45 P. 780 | Or. | 1896

Opinion by

Mr. Chief Justice Bean.

The court, after charging the jury, in effect, that plaintiff could not recover unless the promissory note of himself and brother to the bank had been paid in full, proceeded to instruct them that if *280“the plaintiff and Jere Dooley made a promissory note to the defendant, and the defendant thereafter took a chattel mortgage from Jere Dooley upon the stock of goods, the property of the said Jere Dooley, and the defendant thereupon employed the plaintiff to take charge of said property, under the said chattel mortgage, and sell and dispose of the said stock of goods for the benefit of the defendant, and plaintiff did perform said services, for which he seeks to recover, and the amounts arising from the sales of said goods were credited upon said note until it was all paid, except the sum of one hundred and seventy-six dollars; and you further find that the said mortgage provided for the payment of all expenses resulting from the sale of said goods, and the defendant then converted the stock of goods to its own use, and the value of the stock of goods at the time of the conversion was sufficient to have fully satisfied the said note and the amount of plaintiff’s claim, your verdict should be for the plaintiff”; and that if “the defendant employed plaintiff, as in these instructions heretofore indicated, and defendant held a mortgage given by Jere Dooley to secure a note signed as claimed, and said mortgage contained conditions as heretofore stated, and you find that after the payment of all due upon said note, except the sum of one hundred and seventy-six dollars, John J. Dooley offered to pay said sum, and take the stock of goods for his own claim, and leave a balance, and that defendant refused to accept said offer, and that thereafter said goods were taken by Fleischner, Mayer and Com*281pany, and sold by the consent of the defendant, to pay an obligation upon which John J. Dooley was not responsible, then your verdict should be for the plaintiff.”
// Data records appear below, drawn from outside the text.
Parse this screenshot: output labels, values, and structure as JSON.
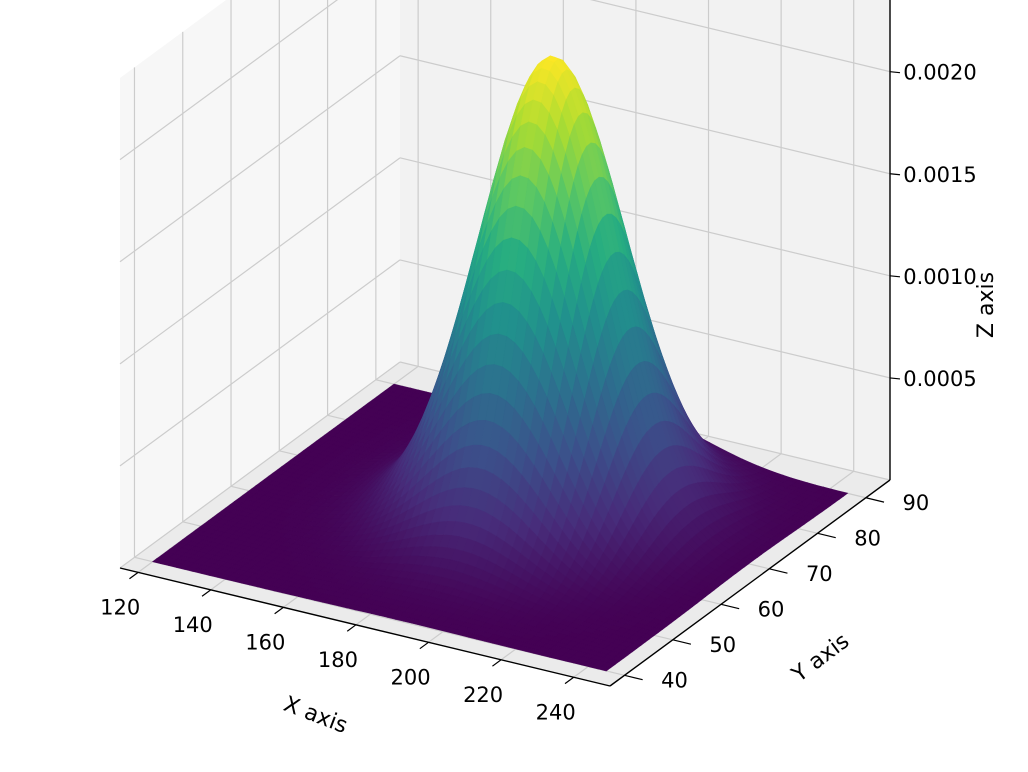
{
  "chart_data": {
    "type": "surface",
    "title": "",
    "xlabel": "X axis",
    "ylabel": "Y axis",
    "zlabel": "Z axis",
    "xlim": [
      115,
      250
    ],
    "ylim": [
      37,
      95
    ],
    "zlim": [
      0,
      0.0024
    ],
    "x_ticks": [
      120,
      140,
      160,
      180,
      200,
      220,
      240
    ],
    "x_tick_labels": [
      "120",
      "140",
      "160",
      "180",
      "200",
      "220",
      "240"
    ],
    "y_ticks": [
      40,
      50,
      60,
      70,
      80,
      90
    ],
    "y_tick_labels": [
      "40",
      "50",
      "60",
      "70",
      "80",
      "90"
    ],
    "z_ticks": [
      0.0005,
      0.001,
      0.0015,
      0.002
    ],
    "z_tick_labels": [
      "0.0005",
      "0.0010",
      "0.0015",
      "0.0020"
    ],
    "colormap": "viridis",
    "colormap_stops": [
      "#440154",
      "#472c7a",
      "#3b518b",
      "#2c718e",
      "#21908d",
      "#27ad81",
      "#5cc863",
      "#aadc32",
      "#fde725"
    ],
    "surface": {
      "function": "bivariate-gaussian",
      "peak_x": 190,
      "peak_y": 70,
      "peak_z": 0.00225,
      "x_range": [
        120,
        245
      ],
      "y_range": [
        40,
        90
      ]
    },
    "pane_color": "#f2f2f2",
    "grid": true
  }
}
These instructions were in our opinion misleading, outside, the issues in the case, and prejudicial error. The action is for wages alleged to have been earned by the plaintiff under a contract of hiring. That was the only issue for trial, and the questions as to whether the defendant converted the mortgaged property to its own use; the terms and conditions of the mortgage, or the value of the goods at the time of the alleged conversion, if they were so converted, are all wholly inimaterial to any issue in this case; yet by the instructions of the court the verdict is made to depend entirely on the question as to whether the defendant converted the goods to its own use, and, if so, whether their value at the time was sufficient to have satisfied the mortgage debt and plaintiff’s claim, and not on the terms of the contract or agreement between plaintiff and defendant under which the services were rendered. If defendant employed plaintiff and agreed to pay him for his services, or if the law will raise an implied promise to do so from the circumstances of the employment, then he is entitled to recover, otherwise not. But the court, from its instructions, seems to have overlooked the issues made by the pleadings, and allowed the plaintiff to recover on the ground that the mortgage was intended as a security for the payment of the debt secured thereby, and all reasonable expenses incurred by the mort*282gagee in the sale and disposition of the goods, and if the mortgaged property was of sufficient value to pay the debt and plaintiff’s claim for services, he is entitled to recover in this case, if defendant was guilty of a conversion, whether there was a contract of hiring or not. And in this view the instructions were certainly erroneous. It follows that the judgment of the court below must be reversed, and a new trial ordered. Reversed.